Her tarikatin hususî bir virdi bulunur. Mevlevîlerin de bir
evrâdı vardır.Mevlevî evradı, Mevlânâ’nın ve Mevlevî büyüklerinin sürekli
okudukları, an’âmı şerif gibi bir dua mecmuası olup surelerden, dua âyetlerden,
Hz. Peygamberin mübarek dualarından , esmâu’l-Hüsnadan,Salavat-ı Şerifelerden
Hz. Mevlâna’nın devamlı okuduğu dualardan oluşmaktadır.[6]
Asıl Mevlevî zikri olan “İsm-i
Celâl” şöyle okunurdu:
Sabah namazından sonra ve «ihya geceleri» denilen pazar ve
perşembe akşamları, kandil geceleri, yatsı namazlarından sonra, mihrabın önüne,
arkası kıbleye gelmek üzere, şeyhin postu bu işe memur bir derviş tarafından,
serilir, şeyh postuna geçer, sağına ve soluna mertebelerine ve teşrifat
sıralarna göre, dedeler ve canlar sıralanarak kapalı bir halka vücuda getirilir
ve hep beraber diz çökelerek ve yer öpülerek oturulurdu. Bazı dergâhlarda bu
halkaların genişliğine nispetli ve iri taneli tesbihler de kullanılırdı.
Oturulur oturulmaz, şeyhin tam karşısındaki noktadan kalkan ve halkanın tam
ortasından ilerleyen bir derviş, kollarında taşıdığı tesbihin imamesini ve
püskülünü öperek şeyhe verir, tesbihi de sağdaki ve soldaki kimselere yayardı,
herkes tesbihin kendi önüne gelen kısmını öperek eline alırdı. Şeyh, yalnız
başına ve yüksek sesle, tecvid kaidelerine uyarak, uzun bir “e'ûz-ü besmele”
çeker, ondan sonra, yine yüksek sesle ve nefesinin tahammülü nisbetinde her
heceyi uzatarak “Allah” der ve kısa fasılalarla bu lafzı tekrarlardı. Halkada
tesbih varsa sağdan sola doğru çevrilmeğe başlanır ve üç defa “Allah”
denilinceye kadar, püskül ve imamenin bütün halkayı dolaşarak tekrar şeyhin
eline gelmesi sağlanırdı.
Ondan sonra, gövdeler biraz sağa eğilerek (al...) ve sonra
biraz sola eğilerek (...lah) demek suretiyle ve yüksek sesle “ism-i celâl”

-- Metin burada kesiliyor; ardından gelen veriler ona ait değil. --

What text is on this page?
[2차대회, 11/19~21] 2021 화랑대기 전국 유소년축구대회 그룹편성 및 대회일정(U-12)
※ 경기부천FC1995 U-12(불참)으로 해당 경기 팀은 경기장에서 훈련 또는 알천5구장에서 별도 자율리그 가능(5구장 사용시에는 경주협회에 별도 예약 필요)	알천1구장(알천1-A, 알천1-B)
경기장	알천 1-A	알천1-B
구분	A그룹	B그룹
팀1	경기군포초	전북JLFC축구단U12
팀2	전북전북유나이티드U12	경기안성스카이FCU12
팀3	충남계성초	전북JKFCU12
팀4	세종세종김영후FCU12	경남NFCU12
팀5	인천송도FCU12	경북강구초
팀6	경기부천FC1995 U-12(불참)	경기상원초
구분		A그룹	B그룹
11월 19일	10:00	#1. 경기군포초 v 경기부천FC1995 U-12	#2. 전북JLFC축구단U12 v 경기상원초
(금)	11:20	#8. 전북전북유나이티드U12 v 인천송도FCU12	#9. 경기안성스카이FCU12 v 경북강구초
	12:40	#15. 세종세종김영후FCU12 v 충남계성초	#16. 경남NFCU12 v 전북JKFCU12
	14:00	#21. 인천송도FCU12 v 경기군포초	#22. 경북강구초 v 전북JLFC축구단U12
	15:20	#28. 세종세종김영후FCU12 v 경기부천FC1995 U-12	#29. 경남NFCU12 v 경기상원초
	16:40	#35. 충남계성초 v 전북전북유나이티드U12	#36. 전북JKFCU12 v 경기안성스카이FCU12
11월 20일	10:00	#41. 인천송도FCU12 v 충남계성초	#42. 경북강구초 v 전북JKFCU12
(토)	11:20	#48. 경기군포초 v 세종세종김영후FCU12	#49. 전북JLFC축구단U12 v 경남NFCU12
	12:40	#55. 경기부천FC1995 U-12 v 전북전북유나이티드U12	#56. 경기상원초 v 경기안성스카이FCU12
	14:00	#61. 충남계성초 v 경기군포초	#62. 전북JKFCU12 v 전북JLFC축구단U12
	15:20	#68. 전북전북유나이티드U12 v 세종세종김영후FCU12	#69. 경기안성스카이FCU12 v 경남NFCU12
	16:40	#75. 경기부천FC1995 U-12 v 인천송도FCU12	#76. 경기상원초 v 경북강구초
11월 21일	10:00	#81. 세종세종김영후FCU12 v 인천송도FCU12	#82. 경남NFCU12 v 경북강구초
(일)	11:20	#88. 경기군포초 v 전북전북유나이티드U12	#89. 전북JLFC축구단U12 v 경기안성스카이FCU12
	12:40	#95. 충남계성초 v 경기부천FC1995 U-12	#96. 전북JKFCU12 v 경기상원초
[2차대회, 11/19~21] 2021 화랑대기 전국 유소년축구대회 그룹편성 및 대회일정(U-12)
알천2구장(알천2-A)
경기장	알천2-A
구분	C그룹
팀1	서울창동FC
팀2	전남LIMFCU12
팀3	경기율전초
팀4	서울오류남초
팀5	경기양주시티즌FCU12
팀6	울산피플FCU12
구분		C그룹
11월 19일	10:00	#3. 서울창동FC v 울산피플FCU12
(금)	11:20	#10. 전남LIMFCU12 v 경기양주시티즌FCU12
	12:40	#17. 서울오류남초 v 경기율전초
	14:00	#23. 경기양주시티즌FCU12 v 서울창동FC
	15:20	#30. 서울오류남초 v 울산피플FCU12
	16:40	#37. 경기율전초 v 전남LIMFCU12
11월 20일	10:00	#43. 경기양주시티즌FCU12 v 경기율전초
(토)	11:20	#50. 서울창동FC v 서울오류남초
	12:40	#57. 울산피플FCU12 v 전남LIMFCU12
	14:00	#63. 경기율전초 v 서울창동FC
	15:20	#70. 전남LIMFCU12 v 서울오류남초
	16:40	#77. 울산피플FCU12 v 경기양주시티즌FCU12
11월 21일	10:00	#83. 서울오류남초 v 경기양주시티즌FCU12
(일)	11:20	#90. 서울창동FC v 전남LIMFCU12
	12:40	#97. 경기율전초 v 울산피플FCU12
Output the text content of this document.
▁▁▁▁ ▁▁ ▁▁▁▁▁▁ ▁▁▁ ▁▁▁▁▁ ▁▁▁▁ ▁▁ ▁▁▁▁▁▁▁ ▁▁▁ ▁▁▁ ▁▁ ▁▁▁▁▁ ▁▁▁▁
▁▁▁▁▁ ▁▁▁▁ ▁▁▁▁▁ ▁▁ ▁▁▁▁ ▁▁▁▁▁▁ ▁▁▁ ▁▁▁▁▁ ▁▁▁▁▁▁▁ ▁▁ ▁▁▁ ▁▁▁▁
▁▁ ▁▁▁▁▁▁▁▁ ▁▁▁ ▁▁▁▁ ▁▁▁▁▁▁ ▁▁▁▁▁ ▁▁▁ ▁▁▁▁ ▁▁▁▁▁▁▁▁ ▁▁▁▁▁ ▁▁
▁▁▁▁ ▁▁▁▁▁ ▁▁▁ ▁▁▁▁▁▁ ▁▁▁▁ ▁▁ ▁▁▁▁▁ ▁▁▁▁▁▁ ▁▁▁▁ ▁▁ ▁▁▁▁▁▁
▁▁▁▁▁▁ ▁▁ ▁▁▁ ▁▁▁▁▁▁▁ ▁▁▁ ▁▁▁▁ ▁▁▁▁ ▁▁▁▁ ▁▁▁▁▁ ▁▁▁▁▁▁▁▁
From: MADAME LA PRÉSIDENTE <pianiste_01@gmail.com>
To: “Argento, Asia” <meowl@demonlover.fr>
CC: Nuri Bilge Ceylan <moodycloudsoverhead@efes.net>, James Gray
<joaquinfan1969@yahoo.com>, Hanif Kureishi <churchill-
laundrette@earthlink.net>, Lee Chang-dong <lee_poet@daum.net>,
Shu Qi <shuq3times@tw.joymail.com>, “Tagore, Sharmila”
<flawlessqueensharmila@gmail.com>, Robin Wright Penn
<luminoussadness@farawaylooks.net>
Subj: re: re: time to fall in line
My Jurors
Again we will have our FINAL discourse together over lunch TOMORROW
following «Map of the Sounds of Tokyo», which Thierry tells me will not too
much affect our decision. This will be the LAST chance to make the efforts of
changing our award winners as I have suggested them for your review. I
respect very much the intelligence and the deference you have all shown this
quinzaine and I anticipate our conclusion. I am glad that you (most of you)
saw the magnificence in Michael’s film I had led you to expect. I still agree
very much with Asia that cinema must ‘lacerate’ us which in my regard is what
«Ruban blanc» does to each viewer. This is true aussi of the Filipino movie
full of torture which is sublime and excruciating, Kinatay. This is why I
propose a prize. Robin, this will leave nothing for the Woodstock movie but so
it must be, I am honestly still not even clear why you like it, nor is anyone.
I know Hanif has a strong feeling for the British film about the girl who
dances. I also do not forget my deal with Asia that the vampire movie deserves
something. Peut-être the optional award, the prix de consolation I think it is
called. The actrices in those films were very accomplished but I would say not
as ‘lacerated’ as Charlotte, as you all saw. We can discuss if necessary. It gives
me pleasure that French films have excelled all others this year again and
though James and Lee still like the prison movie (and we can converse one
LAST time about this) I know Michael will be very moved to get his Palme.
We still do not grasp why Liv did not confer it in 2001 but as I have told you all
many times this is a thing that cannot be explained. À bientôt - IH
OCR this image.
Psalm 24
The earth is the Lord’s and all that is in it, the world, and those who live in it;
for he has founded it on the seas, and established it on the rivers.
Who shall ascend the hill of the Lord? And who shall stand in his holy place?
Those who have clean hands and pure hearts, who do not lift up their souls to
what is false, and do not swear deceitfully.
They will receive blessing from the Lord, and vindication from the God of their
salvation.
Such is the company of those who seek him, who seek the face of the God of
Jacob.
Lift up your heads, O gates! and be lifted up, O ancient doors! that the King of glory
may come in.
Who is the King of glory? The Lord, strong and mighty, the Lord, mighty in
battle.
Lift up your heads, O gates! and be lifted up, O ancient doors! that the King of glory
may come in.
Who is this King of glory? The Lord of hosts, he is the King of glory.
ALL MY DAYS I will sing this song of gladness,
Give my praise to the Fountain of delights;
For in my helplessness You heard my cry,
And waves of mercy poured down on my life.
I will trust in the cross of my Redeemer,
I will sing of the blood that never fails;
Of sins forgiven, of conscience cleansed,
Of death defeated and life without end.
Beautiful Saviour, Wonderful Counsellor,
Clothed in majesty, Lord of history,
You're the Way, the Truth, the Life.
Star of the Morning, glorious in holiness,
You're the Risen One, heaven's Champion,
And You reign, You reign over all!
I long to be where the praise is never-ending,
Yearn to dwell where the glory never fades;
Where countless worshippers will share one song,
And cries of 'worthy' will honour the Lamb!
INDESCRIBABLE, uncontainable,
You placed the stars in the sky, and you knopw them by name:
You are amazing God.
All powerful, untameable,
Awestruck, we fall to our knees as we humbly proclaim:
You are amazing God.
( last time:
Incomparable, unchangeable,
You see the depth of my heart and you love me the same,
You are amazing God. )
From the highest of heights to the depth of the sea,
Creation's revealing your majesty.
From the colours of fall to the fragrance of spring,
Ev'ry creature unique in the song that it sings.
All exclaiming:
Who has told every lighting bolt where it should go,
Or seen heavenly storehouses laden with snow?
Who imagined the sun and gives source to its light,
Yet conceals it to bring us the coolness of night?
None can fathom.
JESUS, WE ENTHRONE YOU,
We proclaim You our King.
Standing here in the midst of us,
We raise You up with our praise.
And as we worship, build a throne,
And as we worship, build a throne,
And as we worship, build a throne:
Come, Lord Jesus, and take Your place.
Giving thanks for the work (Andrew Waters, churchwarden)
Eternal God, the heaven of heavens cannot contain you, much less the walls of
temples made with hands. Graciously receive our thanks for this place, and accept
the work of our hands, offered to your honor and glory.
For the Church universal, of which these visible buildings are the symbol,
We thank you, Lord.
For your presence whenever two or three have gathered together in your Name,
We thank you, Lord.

tekrarlanırdı. Bunun sayısı şeyhin arzusuna bağlıydı. Zikrederken, boyun biraz
sağa meylettirilerek, gözlerin kalb nahiyesine yarı kaplı çevrilmiş bulunması
müstahsen sayılırdı.
Zikre şeyh ve dervişler resmî kıyafetleriyle iştirak
ederlerdi. Bununla beraber, halkaya sivil cematten de isteyen dâhil olabilirdi.
Zikir sırasında aşka, şevke gelmek, «vecd ve heyecan» göstermek, yani açıkçası,
bağırıp çağırmak, na'ra atmak Mevlevî tarikatında yasaktı. Zikir vekârlı bir
edâ ile fasih ve vazıh olarak yapılırdı.
Şeyh efendi artık zikre son vermek isteyince, hazırûnu ikaz
ve sükûta davet eder tarzda, yüksek sesle şu duayı okurdu:
(Hamden kesîrâ. Ve sübhan-Allahü bükraten ve asîlâ. Ve
sallallâhü âlâ eşref-i nur-i cemi’al-enbiyâ ve’l-mürselîn. Ve’l-hamdü lillahi
rabbi’l-âlemîn).
Bunun üzerine, halkadaki güzel seslilerden biri bir aşr-ı
şerîf okur, şeyh efendi şu gülbengi çekerdi:
(Vakt-i şerifler hayri ve şerler def'i ve niyazlar kabuli ve
muradat husuli ve padişah-ı islâm nusreti ve kâf-fe-i ehl-i imân selâmeti için
ve güzeştegân-i mü’minîn ve müminât ervâhı için ve hasseten aziz, şerif, lâtif
cenab-ı vacib-ül-vücûdun rıza-yi kerîmi için, celle ve âlel-Fâtiha).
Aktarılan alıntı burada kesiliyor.